Cependant il semble qu’une prise de conscience soit amorcée dans les paroles sur la nécessité de s’occuper de notre souveraineté numérique. Quelques mesures vont dans le bon sens :
- Interdiction par la Dirnum de déployer O365 dans nos administrations, nos acteurs français du numérique ont tout de suite réagi par un communiqué de presse, et ont montré par la même que des alternatives françaises sérieuses existaient.
- Nous avons un député Philippe Latombe de la majorité gouvernementale qui s’évertue à faire prendre conscience à ceux qui nous gouverne des enjeux et de la nécessité de reconquérir notre souveraineté aussi dans le domaine du numérique (Entretien du 17 décembre 21)
- L’arrivée de l’Espace Santé, où miracle nos données sont hébergées en France et a priori pas dans le « cloud » (Entretien du 8 mars 22)
Comme vous pouvez le constater le bilan est au minimum mitigé, et j’aurais tendance à le juger sévèrement.
Quelles questions soulèvent se départ ?
Sur le bilan pas de nouvelles questions, par rapport à ce qui a été évoqué plus haut. Par contre se pose la question de savoir quelle entreprise il va rejoindre… Ce départ pour le privé sera-t-il pour une entreprise française ou une association reconnue comme pour Axelle Lemaire, ou encore dans des fonds d’investissements (Investissements Coréens) comme Fleur Pellerin, ou encore rejoindre une entreprise française pour des activités aux US comme Nathalie Kosciusko-Morizet, et finir dans un fonds d’investissements français. Ou, son choix comme il se murmure dans les milieux informés, faire comme un certain nombre de hauts fonctionnaires avant lui, rejoindre l’un des grands du numérique américains (Numérama) ?
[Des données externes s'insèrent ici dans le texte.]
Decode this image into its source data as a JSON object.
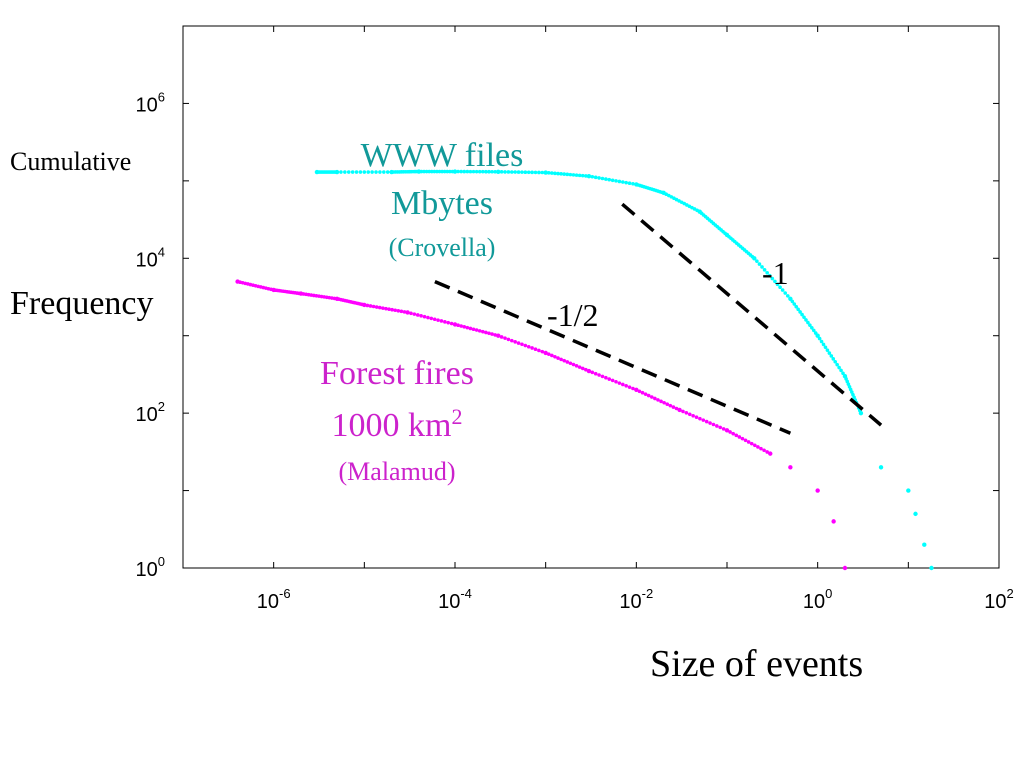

Si tel était le cas, il serait souhaitable que la Haute Autorité pour la Transparence de la Vie Publique prenne les mesures et sanctions nécessaires. Il sera tout aussi pertinent de regarder le choix de cette entreprise, notamment s’il s’agit d’une start-up, quels seront les fonds d’investissements. En effet, il est nécessaire de s’assurer que ni le carnet d’adresse du secrétaire d’état, ni sa connaissance de la mise en œuvre future de certaines décisions politiques ne puissent être utilisés à l’encontre des intérêts nationaux et des acteurs du numérique français.
Conclusion
Cependant, à la décharge des politiques du gouvernement, il reste un autre acteur à faire bouger, il s’agit de la haute administration française et de ses liens troubles par copinage, et leur possibilité de pantoufler au sein des entreprises américaines notamment, mais les chinoises ne sont pas en reste…
Cette affaire est emblématique d’un mal français, qui est présent à deux niveaux.
Tout d’abord dans l’administration (d’une façon générale) où la pratique du pantouflage, ne nécessite pas une réforme mais une suppression. La logique voudrait que lorsque vous souhaitez quitter la fonction publique, vous ne puissiez y retourner autrement qu’en re-postulant et en ayant perdu tous vos avantages de votre passage précédent (ancienneté, grade, etc…)
Ensuite, pour les politiques ayant eu des fonctions gouvernementales ou ayant siégé dans des commissions sensibles, il ne doit pas être possible pour eux de partir travailler pour des intérêts économiques étrangers quel que soit le pays (Il est choquant que Monsieur Fillon ait pu aller travailler pour des entreprises Russes par exemple) ! Les clauses de non-concurrence ne s’appliquent visiblement qu’au privé…
Le choix de l’entreprise dans laquelle il va atterrir sera un marqueur fort intéressant, et nous en dira beaucoup sur la vision de l’intérêt commun qu’ont nos élites dirigeantes…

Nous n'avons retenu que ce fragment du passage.